Umesh Mukhi. É a falta de planejamento do governo central aqui no Brasil que estimulou uma crise, que agora está exigindo uma resposta urgente. Mas não se pode esperar que os outros países vão responder a isso de maneira urgente porque eles também estão lidando com crise deles.

Há problemas com a burocracia no processo da importação?

Não é isso. As empresas fazem contratos e cumprem esses contratos. Por exemplo: a importação emergencial de arroz feita pelo Brasil. Nós tivemos problema de arroz aqui no Brasil. Importamos da Índia, normalmente. Também não vejo que seja problema diplomático e nem que esteja havendo atraso. 

Então, o que houve?

O que houve no Brasil foi negligência, falta de planejamento do Brasil. Essa falha de liderança não promove sustentabilidade e não valoriza segurança pública e estimulou uma crise, que agora está exigindo uma resposta urgente. Se você falar que há uma crise e precisa que a vacina chegue aqui dentro de uma semana, isso não é normal, é fora de prazo. Uma situação urgente exige que você ultrapasse a burocracia, por isso que o presidente escreveu uma carta. Mas, em geral, não vejo que a burocracia vai atrapalhar. Ela existe por segurança pública, principalmente no setor da saúde. O problema principal nesta questão é que há uma crise interna do Brasil.

Já há uma relação mais antiga, como ocorreu em medicamentos para febre amarela, por exemplo, não é?

Sim. É comum essa importação dos insumos. Naqueles casos, como febre amarela, zika, havia um direcionamento, um plano. No caso da covid-19, a falta de uma resposta coordenada está atrapalhando. Você vê que tem o presidente da Câmara indo na embaixada da China. Isso é fora do normal.
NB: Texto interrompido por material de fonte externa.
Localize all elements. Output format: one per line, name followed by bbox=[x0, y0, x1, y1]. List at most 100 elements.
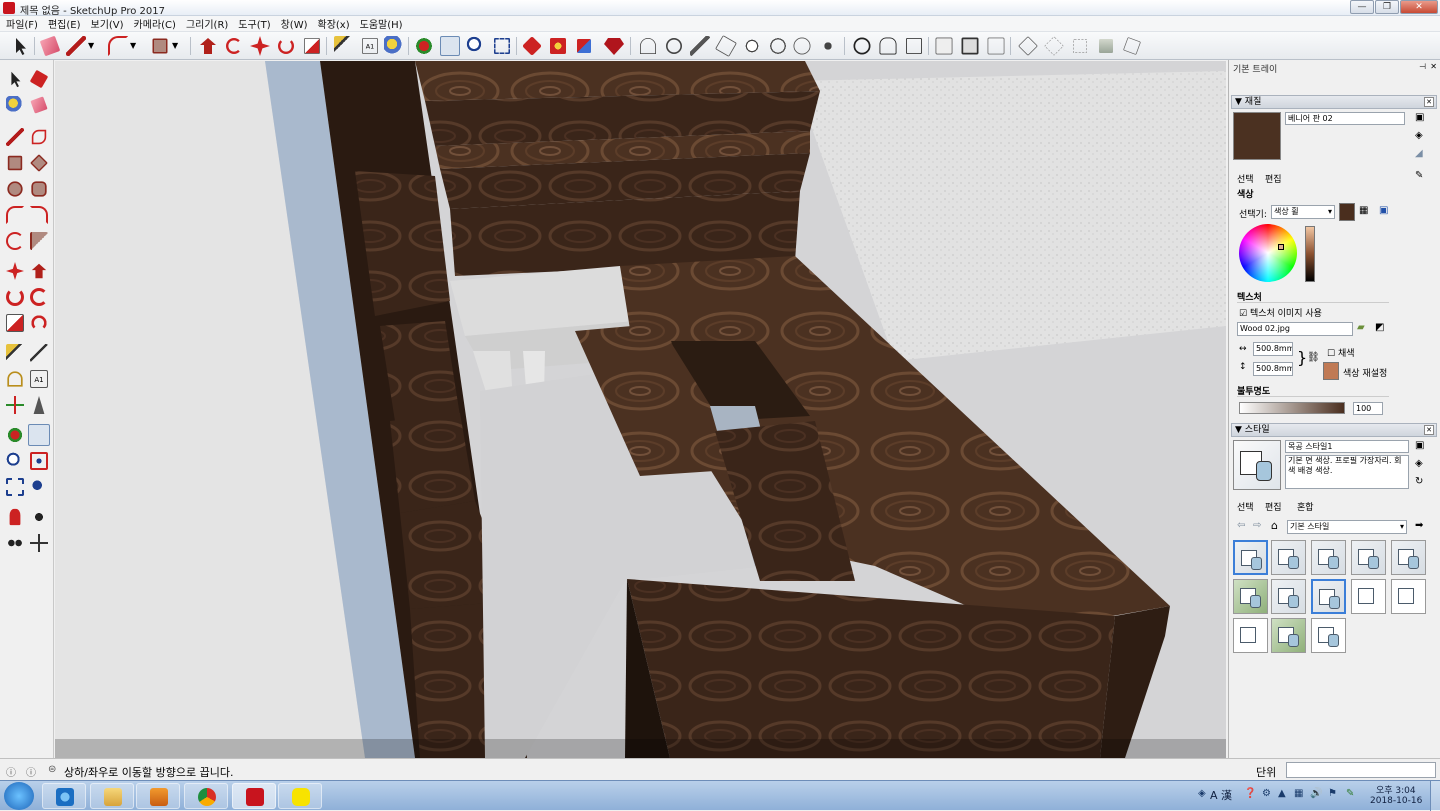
share-model-icon[interactable] bbox=[577, 39, 591, 53]
rotated-rectangle-icon[interactable] bbox=[30, 154, 48, 172]
pin-icon[interactable]: ⊣ bbox=[1419, 62, 1426, 71]
push-pull-tool-icon[interactable] bbox=[31, 263, 47, 279]
paint-bucket-icon[interactable] bbox=[6, 96, 24, 114]
credits-status-icon[interactable]: ⓘ bbox=[26, 764, 36, 779]
settings-tray-icon[interactable]: ⚙ bbox=[1262, 788, 1271, 799]
materials-close-icon[interactable]: ✕ bbox=[1424, 97, 1434, 107]
taskbar-kakaotalk[interactable] bbox=[278, 783, 322, 809]
zoom-tool-icon[interactable] bbox=[466, 36, 486, 56]
push-pull-tool-icon[interactable] bbox=[200, 38, 216, 54]
menu-draw[interactable]: 그리기(R) bbox=[186, 16, 228, 31]
tray-close-icon[interactable]: ✕ bbox=[1430, 62, 1437, 71]
text-tool-icon[interactable]: A1 bbox=[30, 370, 48, 388]
color-wheel[interactable] bbox=[1239, 224, 1297, 282]
browse-folder-icon[interactable]: ▰ bbox=[1357, 322, 1365, 333]
position-camera-icon[interactable] bbox=[9, 508, 21, 526]
3d-text-icon[interactable] bbox=[33, 396, 45, 414]
style-collection-select[interactable]: 기본 스타일 ▾ bbox=[1287, 520, 1407, 534]
style-thumb-5[interactable] bbox=[1391, 540, 1426, 575]
chain-icon[interactable]: ⛓ bbox=[1307, 352, 1320, 363]
select-tool-icon[interactable] bbox=[16, 38, 26, 55]
circle-tool-icon[interactable] bbox=[7, 181, 23, 197]
rectangle-tool-icon[interactable] bbox=[7, 155, 23, 171]
user-status-icon[interactable]: ⊜ bbox=[48, 764, 56, 775]
hand-icon[interactable] bbox=[906, 38, 922, 54]
geo-location-icon[interactable] bbox=[793, 37, 811, 55]
pan-tool-icon[interactable] bbox=[440, 36, 460, 56]
style-tab-mix[interactable]: 혼합 bbox=[1297, 500, 1314, 513]
colorize-checkbox[interactable]: ☐ 채색 bbox=[1327, 346, 1355, 359]
style-thumb-11[interactable] bbox=[1233, 618, 1268, 653]
move-tool-icon[interactable] bbox=[6, 262, 24, 280]
help-tray-icon[interactable]: ❓ bbox=[1244, 788, 1256, 799]
pie-tool-icon[interactable] bbox=[30, 232, 48, 250]
model-viewport[interactable] bbox=[55, 61, 1226, 758]
back-edges-icon[interactable] bbox=[961, 37, 979, 55]
material-name-field[interactable]: 베니어 판 02 bbox=[1285, 112, 1405, 125]
texture-width-field[interactable]: 500.8mm bbox=[1253, 342, 1293, 356]
select-tool-icon[interactable] bbox=[11, 71, 21, 88]
style-thumb-6[interactable] bbox=[1233, 579, 1268, 614]
close-button[interactable]: ✕ bbox=[1400, 0, 1438, 14]
line-tool-icon[interactable] bbox=[66, 36, 86, 56]
action-center-icon[interactable]: ⚑ bbox=[1328, 788, 1337, 799]
taskbar-explorer[interactable] bbox=[90, 783, 134, 809]
ruby-console-icon[interactable] bbox=[604, 38, 624, 55]
grass-icon[interactable] bbox=[1099, 39, 1113, 53]
teapot-icon[interactable] bbox=[879, 37, 897, 55]
style-thumb-4[interactable] bbox=[1351, 540, 1386, 575]
tape-measure-icon[interactable] bbox=[334, 36, 354, 56]
eyedropper-icon[interactable]: ✎ bbox=[1415, 170, 1423, 181]
materials-panel-header[interactable]: ▼ 재질 ✕ bbox=[1231, 95, 1437, 109]
section-plane-icon[interactable] bbox=[30, 534, 48, 552]
iso-view-icon[interactable] bbox=[1018, 36, 1038, 56]
menu-file[interactable]: 파일(F) bbox=[6, 16, 38, 31]
offset-tool-icon[interactable] bbox=[31, 315, 47, 331]
ime-indicator[interactable]: A 漢 bbox=[1210, 787, 1232, 803]
taskbar-media[interactable] bbox=[136, 783, 180, 809]
front-view-icon[interactable] bbox=[1073, 39, 1087, 53]
style-thumb-9[interactable] bbox=[1351, 579, 1386, 614]
home-icon[interactable]: ⌂ bbox=[1271, 519, 1278, 532]
link-aspect-icon[interactable]: } bbox=[1297, 348, 1307, 367]
orbit-tool-icon[interactable] bbox=[6, 426, 24, 444]
network-icon[interactable]: ▦ bbox=[1294, 788, 1303, 799]
volume-icon[interactable]: 🔊 bbox=[1310, 788, 1322, 799]
follow-me-tool-icon[interactable] bbox=[30, 288, 48, 306]
language-bar-icon[interactable]: ◈ bbox=[1198, 788, 1206, 799]
arc-tool-icon[interactable] bbox=[6, 206, 24, 224]
follow-me-tool-icon[interactable] bbox=[226, 38, 242, 54]
create-material-icon[interactable]: ▣ bbox=[1415, 112, 1424, 123]
texture-file-field[interactable]: Wood 02.jpg bbox=[1237, 322, 1353, 336]
line-tool-icon[interactable] bbox=[6, 128, 24, 146]
edit-texture-icon[interactable]: ◩ bbox=[1375, 322, 1384, 333]
extension-warehouse-icon[interactable] bbox=[550, 38, 566, 54]
zoom-extents-icon[interactable] bbox=[6, 478, 24, 496]
style-description-field[interactable]: 기본 면 색상. 프로필 가장자리. 회색 배경 색상. bbox=[1285, 455, 1409, 489]
reset-color-label[interactable]: 색상 재설정 bbox=[1343, 366, 1387, 379]
use-texture-checkbox[interactable]: ☑ 텍스처 이미지 사용 bbox=[1239, 306, 1322, 319]
three-point-arc-icon[interactable] bbox=[6, 232, 24, 250]
create-style-icon[interactable]: ▣ bbox=[1415, 440, 1424, 451]
style-name-field[interactable]: 목공 스타일1 bbox=[1285, 440, 1409, 453]
style-thumb-13[interactable] bbox=[1311, 618, 1346, 653]
menu-view[interactable]: 보기(V) bbox=[91, 16, 124, 31]
clock-time[interactable]: 오후 3:04 bbox=[1376, 783, 1416, 796]
style-thumb-3[interactable] bbox=[1311, 540, 1346, 575]
style-thumb-7[interactable] bbox=[1271, 579, 1306, 614]
style-thumb-2[interactable] bbox=[1271, 540, 1306, 575]
material-tab-edit[interactable]: 편집 bbox=[1265, 172, 1282, 185]
menu-tools[interactable]: 도구(T) bbox=[238, 16, 270, 31]
style-tab-select[interactable]: 선택 bbox=[1237, 500, 1254, 513]
sandbox-icon[interactable] bbox=[640, 38, 656, 54]
picker-select[interactable]: 색상 휠 ▾ bbox=[1271, 205, 1335, 219]
menu-edit[interactable]: 편집(E) bbox=[48, 16, 81, 31]
menu-extensions[interactable]: 확장(x) bbox=[318, 16, 350, 31]
arc-tool-icon[interactable] bbox=[108, 36, 128, 56]
opacity-slider[interactable] bbox=[1239, 402, 1345, 414]
freehand-tool-icon[interactable] bbox=[31, 129, 47, 145]
dimension-tool-icon[interactable] bbox=[30, 344, 48, 362]
paint-bucket-icon[interactable] bbox=[384, 36, 404, 56]
minimize-button[interactable]: — bbox=[1350, 0, 1374, 14]
zoom-tool-icon[interactable] bbox=[6, 452, 24, 470]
Tem o governo de São Paulo também e agora tem o presidente da República querendo falar com o presidente chinês. Há uma falta de foco. Mas o problema não é das instituições que produzem a vacina, como a Fiocruz e o Instituto Butantan. Isso vem da liderança do governo central, de quem está ocupando o cargo, e qual é a visão dessa liderança no processo. Nós estamos testemunhando que o País trocou três vezes de liderança no Ministério da Saúde. Isso atrapalha a visão sistêmica se quer vacinar o País inteiro. É preciso ter uma liderança sistemática e sustentável que vá além da ideologia e vá agir por todos os brasileiros. Isso é extremamente importante no processo.

Professor, o senhor é indiano. Como compararia com o que ocorre na Índia?

Se você quer comparar com a Índia, que começou a imunizar a população a partir do dia 16, verá que o processo foi liderado pelo primeiro-ministro. Ele foi quem lançou a campanha, com 3 mil centros de imunização, estimulando as pessoas. Essa é uma diferença em relação ao Brasil. O papel da liderança é muito importante se você quer vacinar a população.

Outros países já estão mais avançados.

Os Estados Unidos estão vacinando; a China, está vacinando; a Índia, está vacinando, porque são países que desenvolveram capacidades para lidar com contingência. A Fiocruz e Butantan têm altíssima capacidade de produzir a vacina. Mas acho que a crise é da falta de liderança, que deixou as instituições com um problema. Mas, veja, é preciso também ressaltar que o Brasil e a Índia têm uma relação excelente. Hoje mesmo você pode ver que a Índia já liberou vacina. Isso mostra a confiança na parceria estratégica. E vamos ter ainda outras parcerias entre setores farmacêuticos para importar outra vacina, que se chama Bharat Biotech.